Lo specchio
Il piccolo Regulus Black era coricato sul pavimento
della propria
stanza, l’orecchio premuto per terra in un infantile
tentativo di captare qualcosa della conversazione che si stava
svolgendo al piano inferiore.
I lucidi
capelli corvini gli ricadevano in ciocche davanti agli occhi
scuri, mentre il viso era teso in un’espressione concentrata,
il respiro sospeso.
Dopo
qualche istante si alzò. Non aveva capito molto
– ad essere onesto, quasi nulla – di quello che i
genitori stavano dicendo al piano di sotto, ma aveva captato quel
quanto che bastava per sapere che Sirius era uscito per andare ad
Hogsmeade. Aveva anche capito che la zia Druella avrebbe organizzato un
party a casa sua quel fine settimana. Ma di quell’ultima
notizia non si interessava.
Piuttosto,
lo incuriosiva che il fratello fosse riuscito ad andare
fuori. I loro genitori erano così arrabbiati con lui,
infatti, che parevano avere tutte le intenzioni di segregarlo in casa
per tutta l’estate.
Con un
sospiro, si strofinò gli occhi e si guardò
attorno. La sua stanza, come sempre, era ordinata in maniera
impeccabile. Gli occhi di carbone del ragazzino esile indugiarono sulle
pareti, soffermandosi sui drappi argento e smeraldo che decoravano la
stanza.
A passi
lenti, camminò sino al letto, per poi gettarvisi
sopra con un sospiro.
Afferrò
un libro dal comodino e si immerse nella lettura.
Quando
udì un battibecco ad alto volume, si riscosse
bruscamente dalla storia. Abbassò il libro, improvvisamente
accigliato. Solo una persona era in grado di scatenare un tale
frastuono…
«Sirius…»
mormorò.
In
fretta, poggiò nuovamente il volume sul comodino,
alzandosi e dirigendosi velocemente verso la porta. Si
affacciò, in ascolto.
«…il
rispetto?! Come ti sei permesso di uscire
senza chiedere ad alcuno? Io e tuo padre siamo molto indignati dal tuo
rozzo comportamento, in tutta la storia della nostra Casata, mai
nessuno…»
La voce
di Walburga continuava la propria ramanzina, animata dalla
particolare flemma delusa che la caratterizzava durante i rimproveri
rivolti al primogenito.
Regulus,
per uno spiacevole istante, si ricordò di quando
era piccolo. Al sentire quei toni arrabbiati si tappava le orecchie e
mormorava disperato, sperando di coprirli.
Finalmente,
dopo essere salita di almeno un’ottava, la voce
di Walburga si spense, chiaro segno che Sirius era stato spedito con
due secche parole in camera sua.
Regulus
indugiò. Ben presto iniziò a sentire i
tonfi frustrati provocati dai passi di Sirius sulle scale che
conducevano al piano sul quale si affacciavano le loro stanze; non ci
volle molto che il viso del maggiore dei fratelli Black si affacciasse
al pianerottolo.
I capelli
corvini gli incorniciavano il volto pallido nel quale erano
incastonati due occhi splendenti, dalle iridi di cobalto. La sua figura
era attraente, così come Regulus non sarebbe mai stato.
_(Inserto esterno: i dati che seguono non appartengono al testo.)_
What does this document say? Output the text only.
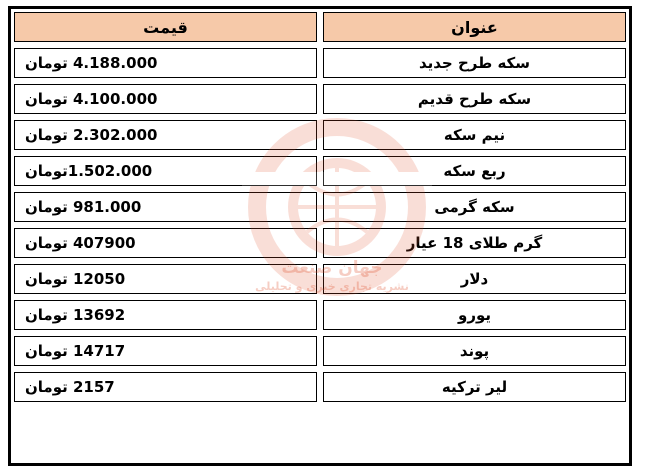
عنوان	قیمت
سکه طرح جدید	4.188.000 تومان
سکه طرح قدیم	4.100.000 تومان
نیم سکه	2.302.000 تومان
ربع سکه	1.502.000تومان
سکه گرمی	981.000 تومان
گرم طلای 18 عیار	407900 تومان
دلار	12050 تومان
یورو	13692 تومان
پوند	14717 تومان
لیر ترکیه	2157 تومان
جهان صنعت
نشریه تجاری خبری و تحلیلی
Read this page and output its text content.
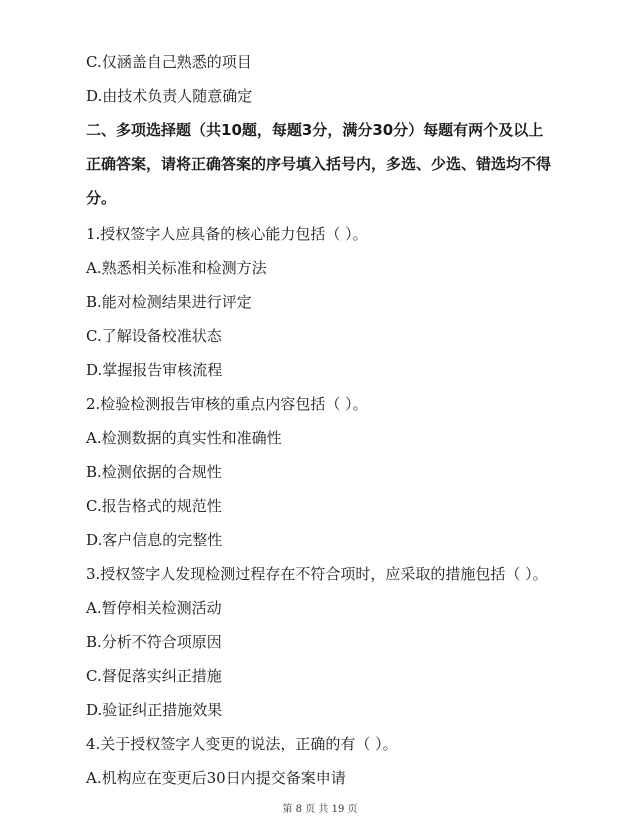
C.仅涵盖自己熟悉的项目
D.由技术负责人随意确定
二、多项选择题（共10题，每题3分，满分30分）每题有两个及以上正确答案，请将正确答案的序号填入括号内，多选、少选、错选均不得分。
1.授权签字人应具备的核心能力包括（ ）。
A.熟悉相关标准和检测方法
B.能对检测结果进行评定
C.了解设备校准状态
D.掌握报告审核流程
2.检验检测报告审核的重点内容包括（ ）。
A.检测数据的真实性和准确性
B.检测依据的合规性
C.报告格式的规范性
D.客户信息的完整性
3.授权签字人发现检测过程存在不符合项时，应采取的措施包括（ ）。
A.暂停相关检测活动
B.分析不符合项原因
C.督促落实纠正措施
D.验证纠正措施效果
4.关于授权签字人变更的说法，正确的有（ ）。
A.机构应在变更后30日内提交备案申请
第 8 页 共 19 页
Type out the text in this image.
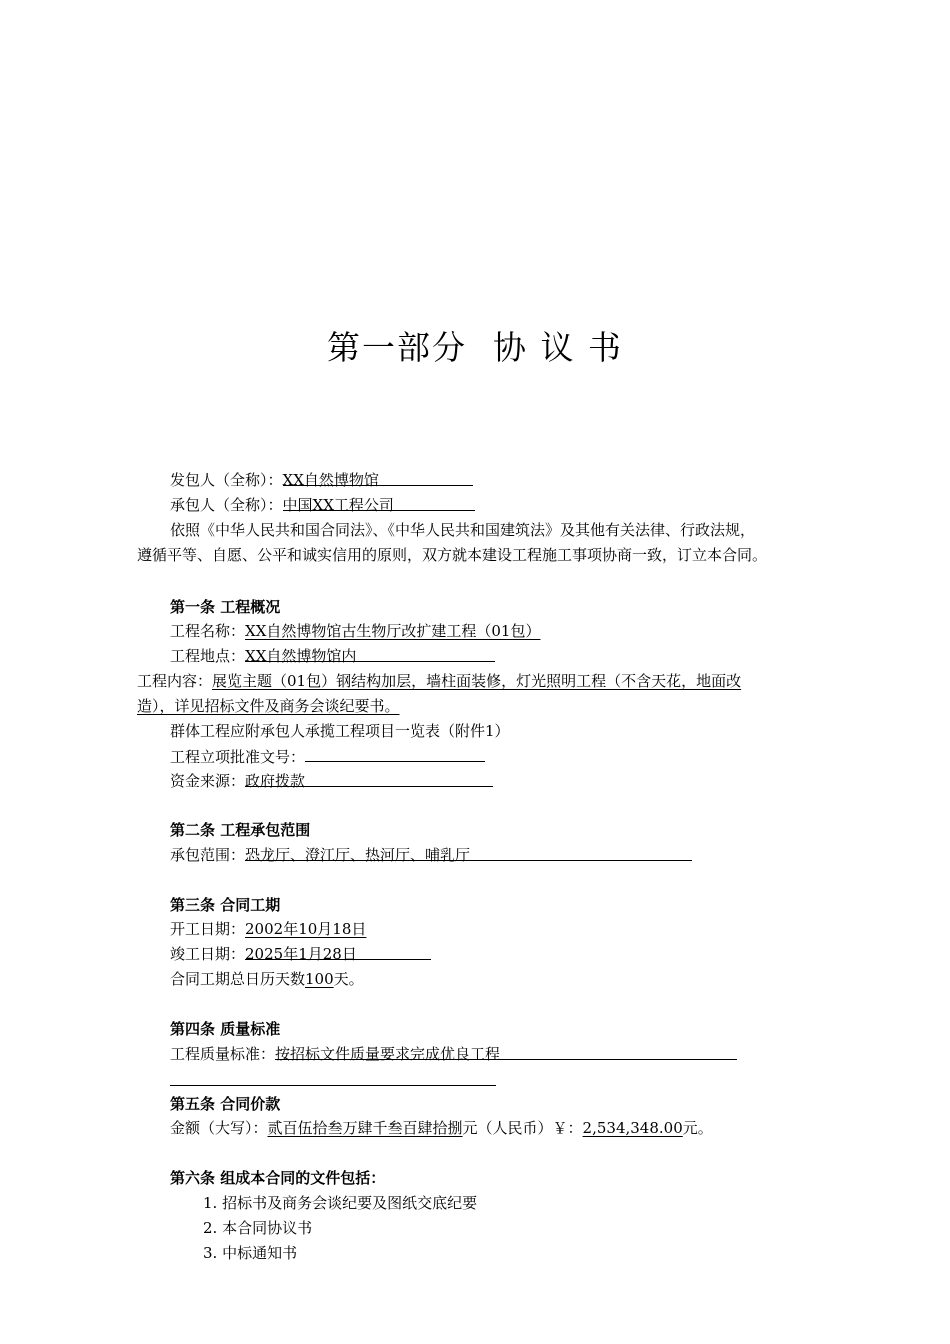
第一部分 协 议 书
发包人（全称）：XX自然博物馆
承包人（全称）：中国XX工程公司
依照《中华人民共和国合同法》、《中华人民共和国建筑法》及其他有关法律、行政法规，
遵循平等、自愿、公平和诚实信用的原则，双方就本建设工程施工事项协商一致，订立本合同。
第一条 工程概况
工程名称：XX自然博物馆古生物厅改扩建工程（01包）
工程地点：XX自然博物馆内
工程内容：展览主题（01包）钢结构加层，墙柱面装修，灯光照明工程（不含天花，地面改
造），详见招标文件及商务会谈纪要书。
群体工程应附承包人承揽工程项目一览表（附件1）
工程立项批准文号：
资金来源：政府拨款
第二条 工程承包范围
承包范围：恐龙厅、澄江厅、热河厅、哺乳厅
第三条 合同工期
开工日期：2002年10月18日
竣工日期：2025年1月28日
合同工期总日历天数100天。
第四条 质量标准
工程质量标准：按招标文件质量要求完成优良工程
第五条 合同价款
金额（大写）：贰百伍拾叁万肆千叁百肆拾捌元（人民币）￥：2,534,348.00元。
第六条 组成本合同的文件包括：
1. 招标书及商务会谈纪要及图纸交底纪要
2. 本合同协议书
3. 中标通知书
Forse era quella scintilla ribelle a renderlo così
affascinante, fatto sta che i suoi lineamenti aristocratici da Black
avevano un carisma particolarmente spiccato.
Regulus
lo osservò. Aveva le guance infiammate, forse per il
tempo trascorso all’aria aperta – incredibilmente
frizzante, in quelle giornate di Giugno –, forse per la
rabbia dovuta alla discussione che aveva appena avuto luogo.
Il suo
viso, però, era anche animato da una soddisfazione
che raramente Regulus riusciva a scorgervi.
Quando
Sirius vide il fratellino si arrestò.
«Ciao»
lo salutò Regulus, senza riuscire
ad evitare un tono sospettoso. «Che hai combinato?»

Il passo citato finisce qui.